If you or someone you care about is hospitalized, what can you do to reduce the risk of a fatal infection from an intravenous line?

First, recognize the risk. If you have the opportunity to compare infection rates of different hospitals before choosing a hospital to go to, that would be ideal. This information is not always easy to come by. You might try asking your doctor or the hospital. If they don’t know or won’t tell you, that’s not a good sign. One site that does offer some information about hospital infections by hospital is Consumer Reports, at http://www.consumerreports.org/health/doctors-hospitals/doctors-and-hosp.... However, much of the information on this site requires a paid subscription, and the information is incomplete because in many states, hospitals are not required to report infection rates.

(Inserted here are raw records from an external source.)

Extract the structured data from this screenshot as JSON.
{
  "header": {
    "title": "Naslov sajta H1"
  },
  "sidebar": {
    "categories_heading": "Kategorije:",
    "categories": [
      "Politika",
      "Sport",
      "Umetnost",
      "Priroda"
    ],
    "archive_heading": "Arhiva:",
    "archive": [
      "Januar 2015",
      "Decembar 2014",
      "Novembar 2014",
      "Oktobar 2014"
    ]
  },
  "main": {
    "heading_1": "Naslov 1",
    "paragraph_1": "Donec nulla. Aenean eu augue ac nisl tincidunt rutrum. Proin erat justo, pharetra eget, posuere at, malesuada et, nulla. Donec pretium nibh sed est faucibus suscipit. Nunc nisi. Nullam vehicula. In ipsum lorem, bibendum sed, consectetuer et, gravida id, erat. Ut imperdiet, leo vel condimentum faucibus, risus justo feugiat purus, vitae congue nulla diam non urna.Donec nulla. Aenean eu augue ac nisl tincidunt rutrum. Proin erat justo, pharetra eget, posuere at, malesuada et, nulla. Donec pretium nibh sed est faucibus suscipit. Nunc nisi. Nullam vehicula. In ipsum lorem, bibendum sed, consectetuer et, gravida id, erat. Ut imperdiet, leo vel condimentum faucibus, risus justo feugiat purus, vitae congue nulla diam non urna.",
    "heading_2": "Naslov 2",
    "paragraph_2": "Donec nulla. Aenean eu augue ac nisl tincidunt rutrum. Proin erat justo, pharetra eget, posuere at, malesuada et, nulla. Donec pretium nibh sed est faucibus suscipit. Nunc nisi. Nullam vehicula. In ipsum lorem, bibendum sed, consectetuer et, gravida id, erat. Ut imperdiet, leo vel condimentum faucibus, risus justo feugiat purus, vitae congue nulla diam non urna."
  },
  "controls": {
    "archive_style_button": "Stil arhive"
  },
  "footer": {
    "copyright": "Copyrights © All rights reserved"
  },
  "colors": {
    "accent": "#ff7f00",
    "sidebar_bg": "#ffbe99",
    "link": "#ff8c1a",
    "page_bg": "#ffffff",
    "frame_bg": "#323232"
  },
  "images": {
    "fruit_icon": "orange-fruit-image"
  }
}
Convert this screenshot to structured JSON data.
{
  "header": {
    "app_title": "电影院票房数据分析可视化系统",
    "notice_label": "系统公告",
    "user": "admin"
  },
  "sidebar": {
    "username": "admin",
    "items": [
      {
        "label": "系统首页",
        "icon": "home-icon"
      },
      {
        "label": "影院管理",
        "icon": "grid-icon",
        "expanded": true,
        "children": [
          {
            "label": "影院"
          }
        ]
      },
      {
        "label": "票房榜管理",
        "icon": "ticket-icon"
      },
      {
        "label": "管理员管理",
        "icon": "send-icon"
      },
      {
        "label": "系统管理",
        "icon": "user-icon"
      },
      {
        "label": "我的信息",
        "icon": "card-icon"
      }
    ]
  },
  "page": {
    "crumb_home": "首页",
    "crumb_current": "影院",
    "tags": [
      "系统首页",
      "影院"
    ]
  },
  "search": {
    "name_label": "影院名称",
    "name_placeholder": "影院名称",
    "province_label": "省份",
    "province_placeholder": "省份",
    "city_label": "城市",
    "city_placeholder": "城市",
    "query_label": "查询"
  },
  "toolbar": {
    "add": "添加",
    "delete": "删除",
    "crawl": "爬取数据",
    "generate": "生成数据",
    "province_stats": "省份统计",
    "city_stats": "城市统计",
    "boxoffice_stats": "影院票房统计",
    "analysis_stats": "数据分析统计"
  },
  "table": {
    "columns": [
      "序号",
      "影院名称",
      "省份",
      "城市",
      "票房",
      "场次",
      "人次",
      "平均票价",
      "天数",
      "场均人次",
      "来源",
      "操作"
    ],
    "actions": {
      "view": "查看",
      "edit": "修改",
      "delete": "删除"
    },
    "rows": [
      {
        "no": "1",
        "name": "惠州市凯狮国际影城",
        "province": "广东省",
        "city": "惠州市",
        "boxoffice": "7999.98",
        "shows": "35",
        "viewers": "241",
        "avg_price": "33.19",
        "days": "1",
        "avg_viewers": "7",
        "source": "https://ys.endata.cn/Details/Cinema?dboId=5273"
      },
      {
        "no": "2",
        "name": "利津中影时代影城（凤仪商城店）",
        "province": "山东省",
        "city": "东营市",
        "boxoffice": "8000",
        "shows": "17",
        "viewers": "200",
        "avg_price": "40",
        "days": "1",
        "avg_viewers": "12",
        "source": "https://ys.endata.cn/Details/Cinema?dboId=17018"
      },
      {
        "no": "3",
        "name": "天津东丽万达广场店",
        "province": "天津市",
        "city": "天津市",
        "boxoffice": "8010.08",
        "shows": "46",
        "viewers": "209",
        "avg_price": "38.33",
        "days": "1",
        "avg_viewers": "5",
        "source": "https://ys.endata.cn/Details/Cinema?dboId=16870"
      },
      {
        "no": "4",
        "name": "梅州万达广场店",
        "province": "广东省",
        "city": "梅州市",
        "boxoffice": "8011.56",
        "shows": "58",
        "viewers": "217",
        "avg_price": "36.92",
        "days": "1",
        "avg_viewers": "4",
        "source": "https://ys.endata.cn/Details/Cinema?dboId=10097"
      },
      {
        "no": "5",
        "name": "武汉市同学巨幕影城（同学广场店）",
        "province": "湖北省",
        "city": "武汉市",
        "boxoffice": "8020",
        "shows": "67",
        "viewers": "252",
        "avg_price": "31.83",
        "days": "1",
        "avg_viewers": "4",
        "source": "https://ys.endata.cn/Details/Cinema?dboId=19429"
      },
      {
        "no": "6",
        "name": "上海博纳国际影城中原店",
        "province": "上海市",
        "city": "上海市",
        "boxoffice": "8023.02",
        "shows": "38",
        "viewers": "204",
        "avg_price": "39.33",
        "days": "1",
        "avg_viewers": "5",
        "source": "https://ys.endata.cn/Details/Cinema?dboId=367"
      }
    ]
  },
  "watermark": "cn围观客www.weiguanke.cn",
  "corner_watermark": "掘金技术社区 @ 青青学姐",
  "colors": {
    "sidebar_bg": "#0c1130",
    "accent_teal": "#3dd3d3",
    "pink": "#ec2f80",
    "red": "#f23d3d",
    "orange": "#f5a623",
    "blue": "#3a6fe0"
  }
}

Second, ask the doctor what approach is used to prevent infections in IV lines. A good answer here is, “We use a checklist when we insert catheters/central lines/IVs.” A bad answer here is, “We do this all the time; we know what we’re doing.” It is often noted that pilots use checklists every single time they prepare to fly regardless of how experienced they are. The same approach in health care would save countless lives.

Third, help the patient watch out for the site where the line is inserted -- if something happens that could infect the site, ask that nursing staff clean it; it may even be necessary to replace the line with one inserted somewhere else.